Il n'y avait ni issue ni fin à ce supplice. Avec les années, j'avais fini par le comprendre : la souffrance ne part jamais. D'autres l'ont compris avant moi. J'aurais aimé être un héros qui prend conscience que rien n'est fatalité et qu'on peut toujours guérir, mais la vie m'avait prouvé le contraire, encore, et encore, et encore, et encore, et encore. Le monde me crachait sans cesse à la gueule qu'il ne voulait pas de moi. Combien de temps encore allais-je supporter de baigner dans sa merde ? Combien de Laura et de Yaraslava allais-je croiser sur mon chemin ? Combien de suicides avant que la société comprenne qu'elle nous tuait à petit feu ?

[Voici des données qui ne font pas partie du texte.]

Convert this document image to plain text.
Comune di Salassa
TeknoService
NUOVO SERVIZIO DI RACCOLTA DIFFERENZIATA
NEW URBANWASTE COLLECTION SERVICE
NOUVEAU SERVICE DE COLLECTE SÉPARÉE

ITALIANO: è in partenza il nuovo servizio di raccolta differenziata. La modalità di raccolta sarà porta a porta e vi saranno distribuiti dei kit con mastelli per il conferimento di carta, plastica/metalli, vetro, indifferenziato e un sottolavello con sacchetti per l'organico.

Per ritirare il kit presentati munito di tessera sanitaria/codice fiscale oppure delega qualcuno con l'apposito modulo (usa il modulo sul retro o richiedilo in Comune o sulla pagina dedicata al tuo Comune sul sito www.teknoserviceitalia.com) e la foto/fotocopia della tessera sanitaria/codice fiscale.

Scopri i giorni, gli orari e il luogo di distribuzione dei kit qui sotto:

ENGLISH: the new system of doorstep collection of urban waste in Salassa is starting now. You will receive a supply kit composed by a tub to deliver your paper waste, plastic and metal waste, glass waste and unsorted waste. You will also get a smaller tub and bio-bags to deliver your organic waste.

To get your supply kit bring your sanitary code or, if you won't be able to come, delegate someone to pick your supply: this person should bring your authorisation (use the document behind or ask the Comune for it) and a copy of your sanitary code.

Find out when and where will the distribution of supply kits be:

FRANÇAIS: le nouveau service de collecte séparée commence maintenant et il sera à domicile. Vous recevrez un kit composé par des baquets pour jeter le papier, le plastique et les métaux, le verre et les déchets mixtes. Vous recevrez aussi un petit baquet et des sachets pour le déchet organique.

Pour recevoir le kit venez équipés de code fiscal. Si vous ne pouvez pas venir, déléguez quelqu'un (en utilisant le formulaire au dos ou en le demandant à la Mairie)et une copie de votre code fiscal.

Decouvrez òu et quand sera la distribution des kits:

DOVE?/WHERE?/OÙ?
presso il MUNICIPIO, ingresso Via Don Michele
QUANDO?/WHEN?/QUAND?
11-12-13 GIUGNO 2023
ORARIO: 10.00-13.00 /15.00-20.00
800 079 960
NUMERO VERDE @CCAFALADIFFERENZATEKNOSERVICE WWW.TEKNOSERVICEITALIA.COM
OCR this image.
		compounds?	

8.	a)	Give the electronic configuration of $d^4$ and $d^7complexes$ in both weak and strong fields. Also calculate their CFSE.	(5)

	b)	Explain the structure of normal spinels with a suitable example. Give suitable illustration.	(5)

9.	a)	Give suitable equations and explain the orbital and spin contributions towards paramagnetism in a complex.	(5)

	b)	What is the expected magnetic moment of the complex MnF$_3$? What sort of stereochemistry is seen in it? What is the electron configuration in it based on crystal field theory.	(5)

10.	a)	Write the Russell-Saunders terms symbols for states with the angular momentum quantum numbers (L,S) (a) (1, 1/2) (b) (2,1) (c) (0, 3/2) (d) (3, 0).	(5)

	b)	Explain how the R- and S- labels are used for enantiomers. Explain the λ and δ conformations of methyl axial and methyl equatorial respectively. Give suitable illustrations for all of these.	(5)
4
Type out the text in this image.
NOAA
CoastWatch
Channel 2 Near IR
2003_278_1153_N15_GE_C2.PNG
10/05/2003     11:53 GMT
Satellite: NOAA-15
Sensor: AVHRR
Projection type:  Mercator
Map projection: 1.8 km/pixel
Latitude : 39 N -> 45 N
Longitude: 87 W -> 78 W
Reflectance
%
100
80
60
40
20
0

Je crus que j'allais vomir. Je portai mes mains à ma bouche et me levai d'un coup, tapant mes genoux sur la table. La vue floutée par les larmes et les jambes plus faibles que des brindilles, je courus hors du restaurant, ne sachant même pas où j'allais. La voix de Clémentine retentit dans mon dos, m'appela, mais il était trop tard. Il y avait des choses que même elle ne pouvait pas adoucir, des maladies que rien ne pouvait guérir. Il y avait des maux qui duraient pour toujours et des personnes qui n'étaient pas faites pour vivre.
Il y avait des humains, il y avait des monstres et il y avait des démons. Et moi, j'étais pire encore.